Though it's a simple portmanteau of the words "developers" and "operations", the term DevOps is often hard to define. And doing so often spurs impassioned debates, not only about the definition, but also about the movement that's shaping the way businesses operate.
"Because there's not a clear definition of what DevOps is, it meant a lot of different things to a lot of different people," says Heather Mickman, senior group manager of the API and integration team at retail giant Target. "That made it difficult to even use that word internally within Target just because of misconceptions or misperceptions around what DevOps was."
But as Heather and a small band of early adopters began to pioneer the process within Target, they began to develop a definition.
"It's about culture first and foremost. It's not about what does an org structure look like or what tools are we using to do our technology work, but it's about the culture of empathy and sharing and learning within a technology organization," she says.
Ross Clanton, senior group manager of Target's infrastructure services team agrees, "We've been really focused on the culture around DevOps and really how that needs to be focused on getting the various functions around IT and our business stakeholders to work together more effectively to get to common outcomes."
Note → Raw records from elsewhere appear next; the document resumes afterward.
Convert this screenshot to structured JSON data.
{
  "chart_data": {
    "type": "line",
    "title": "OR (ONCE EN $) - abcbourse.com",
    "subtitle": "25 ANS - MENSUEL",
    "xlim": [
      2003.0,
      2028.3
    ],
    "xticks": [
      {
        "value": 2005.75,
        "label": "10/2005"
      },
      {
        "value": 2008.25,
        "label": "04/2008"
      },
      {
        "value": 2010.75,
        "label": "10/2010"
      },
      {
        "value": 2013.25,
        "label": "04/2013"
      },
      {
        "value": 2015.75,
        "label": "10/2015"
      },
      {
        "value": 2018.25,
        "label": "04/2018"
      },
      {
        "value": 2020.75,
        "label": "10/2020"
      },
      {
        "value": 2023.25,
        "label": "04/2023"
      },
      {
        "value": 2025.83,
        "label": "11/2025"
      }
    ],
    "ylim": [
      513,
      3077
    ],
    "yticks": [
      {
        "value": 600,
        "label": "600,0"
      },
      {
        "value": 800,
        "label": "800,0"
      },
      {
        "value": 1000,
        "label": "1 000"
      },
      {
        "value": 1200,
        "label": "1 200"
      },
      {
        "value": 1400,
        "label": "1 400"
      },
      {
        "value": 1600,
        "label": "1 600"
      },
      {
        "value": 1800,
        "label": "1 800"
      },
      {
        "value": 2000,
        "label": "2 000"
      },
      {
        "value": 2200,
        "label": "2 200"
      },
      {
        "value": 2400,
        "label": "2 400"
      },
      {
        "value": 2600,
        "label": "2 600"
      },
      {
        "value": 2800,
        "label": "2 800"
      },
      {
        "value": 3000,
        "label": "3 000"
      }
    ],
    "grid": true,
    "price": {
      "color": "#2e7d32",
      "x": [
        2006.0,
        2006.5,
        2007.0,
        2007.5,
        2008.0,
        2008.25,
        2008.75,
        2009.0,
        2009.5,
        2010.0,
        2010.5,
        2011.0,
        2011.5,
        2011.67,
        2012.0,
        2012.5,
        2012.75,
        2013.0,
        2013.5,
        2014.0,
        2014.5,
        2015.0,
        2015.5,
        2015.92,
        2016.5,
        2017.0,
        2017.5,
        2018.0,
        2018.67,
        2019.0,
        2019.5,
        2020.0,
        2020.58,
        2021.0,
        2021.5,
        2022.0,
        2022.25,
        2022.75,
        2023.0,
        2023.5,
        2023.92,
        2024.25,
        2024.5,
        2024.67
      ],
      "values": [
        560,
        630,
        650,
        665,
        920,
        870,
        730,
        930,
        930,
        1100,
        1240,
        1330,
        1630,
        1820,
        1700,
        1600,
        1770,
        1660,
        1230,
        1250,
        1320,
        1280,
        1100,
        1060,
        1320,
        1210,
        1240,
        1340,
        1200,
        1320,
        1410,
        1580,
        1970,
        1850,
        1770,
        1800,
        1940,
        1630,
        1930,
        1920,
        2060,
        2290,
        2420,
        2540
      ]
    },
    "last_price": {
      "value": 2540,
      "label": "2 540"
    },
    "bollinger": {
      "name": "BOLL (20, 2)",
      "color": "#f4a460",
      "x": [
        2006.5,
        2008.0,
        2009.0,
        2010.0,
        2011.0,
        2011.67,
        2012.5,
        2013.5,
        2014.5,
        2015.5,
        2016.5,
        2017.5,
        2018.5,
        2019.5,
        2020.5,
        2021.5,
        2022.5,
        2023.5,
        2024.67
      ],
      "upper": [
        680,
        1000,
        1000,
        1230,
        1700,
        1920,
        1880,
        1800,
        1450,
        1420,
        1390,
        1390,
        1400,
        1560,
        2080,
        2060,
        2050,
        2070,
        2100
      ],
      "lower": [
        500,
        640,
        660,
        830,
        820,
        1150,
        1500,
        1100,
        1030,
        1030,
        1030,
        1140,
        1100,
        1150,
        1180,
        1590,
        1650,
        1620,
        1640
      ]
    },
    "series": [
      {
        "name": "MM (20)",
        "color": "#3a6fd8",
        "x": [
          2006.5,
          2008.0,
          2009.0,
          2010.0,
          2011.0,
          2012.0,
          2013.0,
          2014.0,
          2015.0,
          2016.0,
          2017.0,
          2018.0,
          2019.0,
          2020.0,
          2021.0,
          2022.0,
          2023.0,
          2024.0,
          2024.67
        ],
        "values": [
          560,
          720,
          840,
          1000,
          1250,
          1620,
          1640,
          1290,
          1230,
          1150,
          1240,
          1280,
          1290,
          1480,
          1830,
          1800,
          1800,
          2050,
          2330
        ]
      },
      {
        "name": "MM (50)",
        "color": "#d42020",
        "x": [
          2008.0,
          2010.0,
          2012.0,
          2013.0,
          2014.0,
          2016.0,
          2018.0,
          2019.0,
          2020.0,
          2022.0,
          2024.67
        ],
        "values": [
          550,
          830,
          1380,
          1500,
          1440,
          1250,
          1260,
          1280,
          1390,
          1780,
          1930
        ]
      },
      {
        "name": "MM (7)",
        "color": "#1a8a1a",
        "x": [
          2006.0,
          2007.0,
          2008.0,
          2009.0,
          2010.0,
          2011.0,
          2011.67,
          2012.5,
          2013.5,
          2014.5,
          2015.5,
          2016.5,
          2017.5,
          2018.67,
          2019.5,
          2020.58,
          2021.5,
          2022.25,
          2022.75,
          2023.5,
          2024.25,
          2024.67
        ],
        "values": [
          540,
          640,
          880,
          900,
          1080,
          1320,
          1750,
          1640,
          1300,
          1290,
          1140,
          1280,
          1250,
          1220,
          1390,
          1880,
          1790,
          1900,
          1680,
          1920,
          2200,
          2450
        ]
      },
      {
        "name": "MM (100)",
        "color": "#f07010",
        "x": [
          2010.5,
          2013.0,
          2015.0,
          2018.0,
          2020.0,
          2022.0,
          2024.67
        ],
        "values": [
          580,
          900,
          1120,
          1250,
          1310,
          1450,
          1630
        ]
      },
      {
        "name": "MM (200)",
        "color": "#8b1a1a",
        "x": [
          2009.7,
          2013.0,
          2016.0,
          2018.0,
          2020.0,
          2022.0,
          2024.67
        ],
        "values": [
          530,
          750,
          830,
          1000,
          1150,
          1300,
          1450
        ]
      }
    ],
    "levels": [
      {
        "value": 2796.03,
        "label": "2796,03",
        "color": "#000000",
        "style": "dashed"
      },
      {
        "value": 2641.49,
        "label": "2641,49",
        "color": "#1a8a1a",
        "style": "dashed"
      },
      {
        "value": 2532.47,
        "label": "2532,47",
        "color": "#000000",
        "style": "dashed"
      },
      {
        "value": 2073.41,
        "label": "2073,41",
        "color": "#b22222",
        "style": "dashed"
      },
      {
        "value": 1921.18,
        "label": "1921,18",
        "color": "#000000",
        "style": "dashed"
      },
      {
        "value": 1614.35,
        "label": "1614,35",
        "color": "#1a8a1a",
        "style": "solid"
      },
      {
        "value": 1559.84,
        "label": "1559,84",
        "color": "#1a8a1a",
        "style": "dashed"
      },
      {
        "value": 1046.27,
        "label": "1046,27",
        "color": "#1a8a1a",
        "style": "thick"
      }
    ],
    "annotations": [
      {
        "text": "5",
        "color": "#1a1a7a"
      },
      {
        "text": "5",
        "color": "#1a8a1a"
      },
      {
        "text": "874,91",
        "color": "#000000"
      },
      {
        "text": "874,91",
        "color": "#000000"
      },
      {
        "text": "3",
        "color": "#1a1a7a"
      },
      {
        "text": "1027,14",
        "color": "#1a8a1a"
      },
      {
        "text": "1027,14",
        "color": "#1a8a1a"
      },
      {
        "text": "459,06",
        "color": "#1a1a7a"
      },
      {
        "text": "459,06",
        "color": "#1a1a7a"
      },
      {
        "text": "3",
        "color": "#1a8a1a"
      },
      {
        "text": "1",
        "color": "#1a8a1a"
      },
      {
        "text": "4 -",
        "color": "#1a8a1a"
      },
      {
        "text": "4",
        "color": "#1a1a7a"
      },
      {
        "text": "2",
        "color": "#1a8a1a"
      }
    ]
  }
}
But he acknowledges that often the perception is blurry.
"It does bleed a lot into the technology practices," he says, "Whether it's infrastructure as code, continuous integration, continuous delivery, etc. A lot of people end up talking about that stuff. It is all very inter-related but we've been working hard to differentiate that because we need to focus on culture to drive change."
Mickman characterizes the organizational change in four phases.
She explains, "Initially, you have some change agents that start showing a different way of doing work, and then secondly that moves into more of a grass roots momentum with a lot of passionate technologists."
The third stage is getting senior leadership to recognize that the change is integral to organizational success, which leads to the fourth stage of scaling the change across the entire organization.
Clanton sees Target moving into that fourth stage.
"I think a lot of our story this year is going to be things that we're doing to experiment with how to scale the model out more broadly across our organization," he says.
But scaling out across an enterprise as large as Target is difficult challenge.
"It's one thing to talk about, 'I have pockets of different teams that are working in this fashion,'" says Mickman, "I think it's a harder thing to do that across thousands of people than it is across hundreds."
Despite the challenge, Clanton is optimistic and excited to keep the DevOps change progressing.
He says, "We'll definitely have learnings to share because we're trying out some different things on how we scale the people, the tech, the process, all of it. I know we'll definitely have learnings. We're going to make some mistakes on some of the things we're going to try, but we'll adapt and we should have a good success story to tell on the outcome of all of it."